Weekend: Erzählen Sie mir bitte von Ihren Anfängen bei den Bregenzer Festspielen.
Susanna Boehm:
Meinen ersten Kontakt mit den Festspielen hatte ich als 16-Jährige bei einer Fahrradtour um den Bodensee. Schon damals war ich begeistert von der Seebühne. Nach meinem ersten Studienjahr in Rom bewarb ich mich für eine Assistentenstelle beim damaligen Bühnenbildner Florian Kradolfer. Ich hätte nicht damit gerechnet den Job zu bekommen. Das war eine tolle Chance.

Weekend: Sie haben lange in Metropolen wie Rom und Berlin gelebt. Wie gefällt es Ihnen in Bregenz?   
Susanna Boehm:
Mir gefällt es so gut, dass ich mich frage, was ich ohne die Natur gemacht habe. Ein Blick auf die Weiten des Sees und die gewaltige Natur hilft mir Probleme des kleinen Theaterkosmos relativieren zu können.

Weekend: Was ist das Besondere an einem Arbeitsplatz bei den Bregenzer Festspielen?  
Susanna Boehm:
Die Atmosphäre des Hauses ist entspannt und die Hierarchien sind flach.

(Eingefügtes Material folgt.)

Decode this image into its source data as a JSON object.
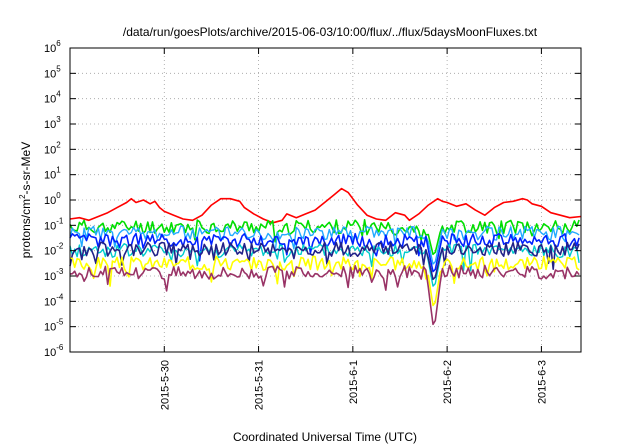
{
  "chart_data": {
    "type": "line",
    "title": "/data/run/goesPlots/archive/2015-06-03/10:00/flux/../flux/5daysMoonFluxes.txt",
    "xlabel": "Coordinated Universal Time (UTC)",
    "ylabel_parts": [
      "protons/cm",
      "2",
      "-s-sr-MeV"
    ],
    "x_axis": {
      "unit": "day offset from 2015-05-29 00:00 UTC",
      "xlim": [
        0.0,
        5.42
      ],
      "ticks": [
        {
          "x": 1,
          "label": "2015-5-30"
        },
        {
          "x": 2,
          "label": "2015-5-31"
        },
        {
          "x": 3,
          "label": "2015-6-1"
        },
        {
          "x": 4,
          "label": "2015-6-2"
        },
        {
          "x": 5,
          "label": "2015-6-3"
        }
      ]
    },
    "y_axis": {
      "scale": "log",
      "ylim": [
        1e-06,
        1000000.0
      ],
      "ticks": [
        {
          "exp": -6,
          "base": "10",
          "sup": "-6"
        },
        {
          "exp": -5,
          "base": "10",
          "sup": "-5"
        },
        {
          "exp": -4,
          "base": "10",
          "sup": "-4"
        },
        {
          "exp": -3,
          "base": "10",
          "sup": "-3"
        },
        {
          "exp": -2,
          "base": "10",
          "sup": "-2"
        },
        {
          "exp": -1,
          "base": "10",
          "sup": "-1"
        },
        {
          "exp": 0,
          "base": "10",
          "sup": "0"
        },
        {
          "exp": 1,
          "base": "10",
          "sup": "1"
        },
        {
          "exp": 2,
          "base": "10",
          "sup": "2"
        },
        {
          "exp": 3,
          "base": "10",
          "sup": "3"
        },
        {
          "exp": 4,
          "base": "10",
          "sup": "4"
        },
        {
          "exp": 5,
          "base": "10",
          "sup": "5"
        },
        {
          "exp": 6,
          "base": "10",
          "sup": "6"
        }
      ]
    },
    "grid": true,
    "series": [
      {
        "color": "#ff0000",
        "width": 1.6,
        "points": [
          [
            0.0,
            -0.75
          ],
          [
            0.1,
            -0.7
          ],
          [
            0.2,
            -0.8
          ],
          [
            0.3,
            -0.65
          ],
          [
            0.4,
            -0.5
          ],
          [
            0.5,
            -0.3
          ],
          [
            0.6,
            -0.1
          ],
          [
            0.65,
            0.05
          ],
          [
            0.7,
            -0.1
          ],
          [
            0.78,
            0.0
          ],
          [
            0.85,
            -0.15
          ],
          [
            0.9,
            -0.05
          ],
          [
            0.95,
            -0.3
          ],
          [
            1.0,
            -0.45
          ],
          [
            1.1,
            -0.6
          ],
          [
            1.2,
            -0.75
          ],
          [
            1.3,
            -0.8
          ],
          [
            1.4,
            -0.6
          ],
          [
            1.5,
            -0.2
          ],
          [
            1.6,
            0.05
          ],
          [
            1.7,
            0.05
          ],
          [
            1.8,
            -0.05
          ],
          [
            1.85,
            -0.3
          ],
          [
            1.95,
            -0.55
          ],
          [
            2.05,
            -0.75
          ],
          [
            2.15,
            -0.9
          ],
          [
            2.25,
            -0.8
          ],
          [
            2.3,
            -0.55
          ],
          [
            2.4,
            -0.7
          ],
          [
            2.5,
            -0.55
          ],
          [
            2.6,
            -0.4
          ],
          [
            2.7,
            -0.1
          ],
          [
            2.8,
            0.2
          ],
          [
            2.88,
            0.45
          ],
          [
            2.95,
            0.3
          ],
          [
            3.0,
            0.05
          ],
          [
            3.05,
            -0.2
          ],
          [
            3.15,
            -0.6
          ],
          [
            3.25,
            -0.75
          ],
          [
            3.35,
            -0.8
          ],
          [
            3.45,
            -0.5
          ],
          [
            3.55,
            -0.6
          ],
          [
            3.6,
            -0.8
          ],
          [
            3.7,
            -0.55
          ],
          [
            3.8,
            -0.2
          ],
          [
            3.9,
            0.05
          ],
          [
            3.95,
            -0.05
          ],
          [
            4.0,
            -0.1
          ],
          [
            4.1,
            -0.25
          ],
          [
            4.2,
            -0.15
          ],
          [
            4.3,
            -0.4
          ],
          [
            4.4,
            -0.6
          ],
          [
            4.5,
            -0.3
          ],
          [
            4.6,
            -0.1
          ],
          [
            4.7,
            -0.05
          ],
          [
            4.8,
            0.05
          ],
          [
            4.85,
            0.0
          ],
          [
            4.9,
            -0.15
          ],
          [
            5.0,
            -0.25
          ],
          [
            5.1,
            -0.5
          ],
          [
            5.2,
            -0.6
          ],
          [
            5.3,
            -0.7
          ],
          [
            5.42,
            -0.65
          ]
        ]
      },
      {
        "color": "#00dd00",
        "width": 1.6,
        "base": -1.05,
        "seed": 11,
        "dipMin": -2.3
      },
      {
        "color": "#22aaff",
        "width": 1.4,
        "base": -1.3,
        "seed": 23,
        "dipMin": -2.7
      },
      {
        "color": "#0022ff",
        "width": 1.6,
        "base": -1.6,
        "seed": 37,
        "dipMin": -3.0
      },
      {
        "color": "#00cccc",
        "width": 1.4,
        "base": -2.0,
        "seed": 41,
        "dipMin": -3.6
      },
      {
        "color": "#222288",
        "width": 1.6,
        "base": -1.95,
        "seed": 53,
        "dipMin": -3.3
      },
      {
        "color": "#ffff00",
        "width": 1.6,
        "base": -2.5,
        "seed": 67,
        "dipMin": -4.4
      },
      {
        "color": "#993366",
        "width": 1.6,
        "base": -2.85,
        "seed": 79,
        "dipMin": -5.2
      }
    ]
  }
}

Als Frau unter vielen Technikern fühle ich mich stets auf Augenhöhe behandelt. Besonders toll finde ich die abwechslungsreiche Arbeit mit großen Künstlern.

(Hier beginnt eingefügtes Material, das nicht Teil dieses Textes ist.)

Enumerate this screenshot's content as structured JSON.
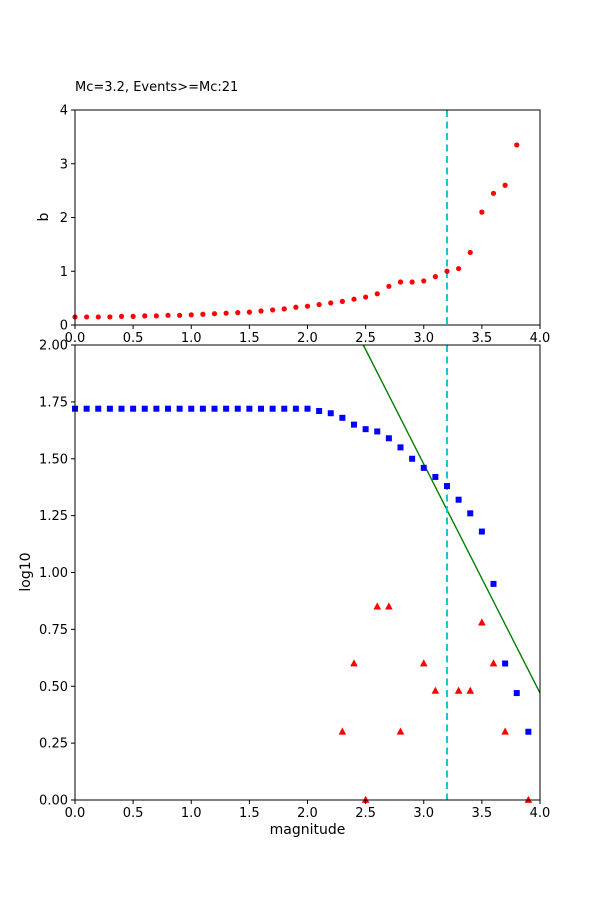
{
  "figure": {
    "background": "#ffffff",
    "frame_color": "#000000",
    "accent_cyan": "#00bfcf",
    "fit_green": "#008000",
    "marker_red": "#ff0000",
    "marker_blue": "#0000ff"
  },
  "chart_data": [
    {
      "type": "scatter",
      "name": "b-value-vs-cutoff-plot",
      "title": "Mc=3.2, Events>=Mc:21",
      "xlabel": "",
      "ylabel": "b",
      "xlim": [
        0.0,
        4.0
      ],
      "ylim": [
        0,
        4
      ],
      "grid": false,
      "legend": "none",
      "xticks": [
        0.0,
        0.5,
        1.0,
        1.5,
        2.0,
        2.5,
        3.0,
        3.5,
        4.0
      ],
      "xtick_labels": [
        "0.0",
        "0.5",
        "1.0",
        "1.5",
        "2.0",
        "2.5",
        "3.0",
        "3.5",
        "4.0"
      ],
      "yticks": [
        0,
        1,
        2,
        3,
        4
      ],
      "ytick_labels": [
        "0",
        "1",
        "2",
        "3",
        "4"
      ],
      "vline": {
        "x": 3.2,
        "color": "#00bfcf",
        "style": "dashed"
      },
      "series": [
        {
          "name": "b-values",
          "marker": "circle",
          "color": "#ff0000",
          "x": [
            0.0,
            0.1,
            0.2,
            0.3,
            0.4,
            0.5,
            0.6,
            0.7,
            0.8,
            0.9,
            1.0,
            1.1,
            1.2,
            1.3,
            1.4,
            1.5,
            1.6,
            1.7,
            1.8,
            1.9,
            2.0,
            2.1,
            2.2,
            2.3,
            2.4,
            2.5,
            2.6,
            2.7,
            2.8,
            2.9,
            3.0,
            3.1,
            3.2,
            3.3,
            3.4,
            3.5,
            3.6,
            3.7,
            3.8
          ],
          "y": [
            0.15,
            0.15,
            0.15,
            0.15,
            0.16,
            0.16,
            0.17,
            0.17,
            0.18,
            0.18,
            0.19,
            0.2,
            0.21,
            0.22,
            0.23,
            0.24,
            0.26,
            0.28,
            0.3,
            0.33,
            0.35,
            0.38,
            0.41,
            0.44,
            0.48,
            0.52,
            0.58,
            0.72,
            0.8,
            0.8,
            0.82,
            0.9,
            1.0,
            1.05,
            1.35,
            2.1,
            2.45,
            2.6,
            3.35
          ]
        }
      ]
    },
    {
      "type": "scatter",
      "name": "frequency-magnitude-plot",
      "title": "",
      "xlabel": "magnitude",
      "ylabel": "log10",
      "xlim": [
        0.0,
        4.0
      ],
      "ylim": [
        0.0,
        2.0
      ],
      "grid": false,
      "legend": "none",
      "xticks": [
        0.0,
        0.5,
        1.0,
        1.5,
        2.0,
        2.5,
        3.0,
        3.5,
        4.0
      ],
      "xtick_labels": [
        "0.0",
        "0.5",
        "1.0",
        "1.5",
        "2.0",
        "2.5",
        "3.0",
        "3.5",
        "4.0"
      ],
      "yticks": [
        0.0,
        0.25,
        0.5,
        0.75,
        1.0,
        1.25,
        1.5,
        1.75,
        2.0
      ],
      "ytick_labels": [
        "0.00",
        "0.25",
        "0.50",
        "0.75",
        "1.00",
        "1.25",
        "1.50",
        "1.75",
        "2.00"
      ],
      "vline": {
        "x": 3.2,
        "color": "#00bfcf",
        "style": "dashed"
      },
      "fit_line": {
        "x": [
          2.48,
          4.0
        ],
        "y": [
          2.0,
          0.47
        ],
        "color": "#008000"
      },
      "series": [
        {
          "name": "cumulative-events",
          "marker": "square",
          "color": "#0000ff",
          "x": [
            0.0,
            0.1,
            0.2,
            0.3,
            0.4,
            0.5,
            0.6,
            0.7,
            0.8,
            0.9,
            1.0,
            1.1,
            1.2,
            1.3,
            1.4,
            1.5,
            1.6,
            1.7,
            1.8,
            1.9,
            2.0,
            2.1,
            2.2,
            2.3,
            2.4,
            2.5,
            2.6,
            2.7,
            2.8,
            2.9,
            3.0,
            3.1,
            3.2,
            3.3,
            3.4,
            3.5,
            3.6,
            3.7,
            3.8,
            3.9
          ],
          "y": [
            1.72,
            1.72,
            1.72,
            1.72,
            1.72,
            1.72,
            1.72,
            1.72,
            1.72,
            1.72,
            1.72,
            1.72,
            1.72,
            1.72,
            1.72,
            1.72,
            1.72,
            1.72,
            1.72,
            1.72,
            1.72,
            1.71,
            1.7,
            1.68,
            1.65,
            1.63,
            1.62,
            1.59,
            1.55,
            1.5,
            1.46,
            1.42,
            1.38,
            1.32,
            1.26,
            1.18,
            0.95,
            0.6,
            0.47,
            0.3
          ]
        },
        {
          "name": "binned-events",
          "marker": "triangle",
          "color": "#ff0000",
          "x": [
            2.3,
            2.4,
            2.5,
            2.6,
            2.7,
            2.8,
            3.0,
            3.1,
            3.3,
            3.4,
            3.5,
            3.6,
            3.7,
            3.9
          ],
          "y": [
            0.3,
            0.6,
            0.0,
            0.85,
            0.85,
            0.3,
            0.6,
            0.48,
            0.48,
            0.48,
            0.78,
            0.6,
            0.3,
            0.0
          ]
        }
      ]
    }
  ]
}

Weekend: Was sind Ihre Aufgaben als Ausstattungsleiterin?
Susanna Boehm:
Ich fungiere als Schnittstelle zwischen Kunst und Technik. Oft müssen wir Kompromisse zwischen den Ideen des Bühnenbildners und den technischen Möglichkeiten finden. Dabei ist es wichtig, dem Bühnenbildner die Dimension der Seebühne und die damit einhergehenden Möglichkeiten aber auch Schwierigkeiten bewusst zu machen. Die außergewöhnlichen Gegebenheiten sind auch für erfahrene Künstler eine Herausforderung.

Weekend: Was sind die Unterschiede zwischen der Planung eines Bühnenbildes für die Seebühne und für konventionelle Theaterbühnen?
Susanna Boehm:
Der zeitliche Vorlauf für eine Seeaufführung ist ein längerer und komplexerer. Im Durchschnitt arbeiten wir mindestens drei Jahre für eine Seekulisse. Auch der Aufbau bringt einige Hürden mit sich.

Weekend: Welches Bühnenbild der Bregenzer Festspiele hat Ihnen am besten gefallen?
Susanna Boehm:
Zu meinen Top-Drei-Favoriten gehören momentan Carmen, André Chénier und Nabucco. Am besten gefällt mir aber immer jenes Bühnenbild, an dem ich gerade arbeite. 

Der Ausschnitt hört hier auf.